Tailoring poly(lactic acid) for packaging applications via the production of fully bio-based in situ microfibrillar composite films

Despite its many advantages, poly(lactic acid)’s (PLA's) vast commercialization as a packaging material has been hindered by its numerous drawbacks such as low melt elasticity, slow crystallization, and low gas barrier properties. In this pioneering research, we introduce the concept of in situ microfibrillation process as an efficient, cost-effective, and environmentally friendly technique for the enhancement of PLA films’ properties. In situ microfibrillar composites (MFCs) with PLA matrix and different (petroleum and bio-based) polyamide (PA) microfibrils were produced via a fast and simple melt extrusion and hot stretching process. Morphological observations demonstrated the successful transformation of the dispersed PA phase into very long and flexible microfibrillar shapes with diameters of nearly 200 nm.
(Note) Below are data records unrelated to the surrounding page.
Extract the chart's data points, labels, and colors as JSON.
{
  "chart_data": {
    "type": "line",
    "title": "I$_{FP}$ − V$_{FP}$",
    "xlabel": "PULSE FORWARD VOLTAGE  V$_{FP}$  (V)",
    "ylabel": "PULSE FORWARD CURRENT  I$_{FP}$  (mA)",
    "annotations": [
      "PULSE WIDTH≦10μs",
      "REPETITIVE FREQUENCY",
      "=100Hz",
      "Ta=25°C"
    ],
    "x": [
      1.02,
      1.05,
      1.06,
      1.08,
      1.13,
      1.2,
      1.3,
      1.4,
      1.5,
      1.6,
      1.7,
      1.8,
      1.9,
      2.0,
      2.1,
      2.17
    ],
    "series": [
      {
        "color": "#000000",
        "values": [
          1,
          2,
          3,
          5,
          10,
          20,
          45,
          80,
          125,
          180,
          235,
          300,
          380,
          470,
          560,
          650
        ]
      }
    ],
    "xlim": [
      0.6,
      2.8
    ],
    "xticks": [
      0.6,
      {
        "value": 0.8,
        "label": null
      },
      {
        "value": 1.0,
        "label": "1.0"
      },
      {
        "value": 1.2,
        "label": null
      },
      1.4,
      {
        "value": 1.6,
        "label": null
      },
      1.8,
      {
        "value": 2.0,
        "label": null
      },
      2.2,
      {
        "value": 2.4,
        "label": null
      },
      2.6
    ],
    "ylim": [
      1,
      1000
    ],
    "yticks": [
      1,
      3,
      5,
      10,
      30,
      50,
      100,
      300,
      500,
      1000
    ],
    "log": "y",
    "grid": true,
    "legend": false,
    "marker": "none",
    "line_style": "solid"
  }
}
Shear rheological investigations proved that the MFCs had dramatically improved melt elasticities compared with the pure PLA. The crystallization kinetics of the PLA was also significantly improved after the microfibrillation process which was attributed to the heterogeneous crystal nucleation effects of the microfibrils. Gas permeability measurements confirmed substantial reductions in the oxygen transmission rate (OTR) and water vapor transmission rate (WVTR) of the PLA film after the microfibrillation process followed by isothermal annealing. The MFCs also showed significantly improved tensile properties in comparison with the PLA.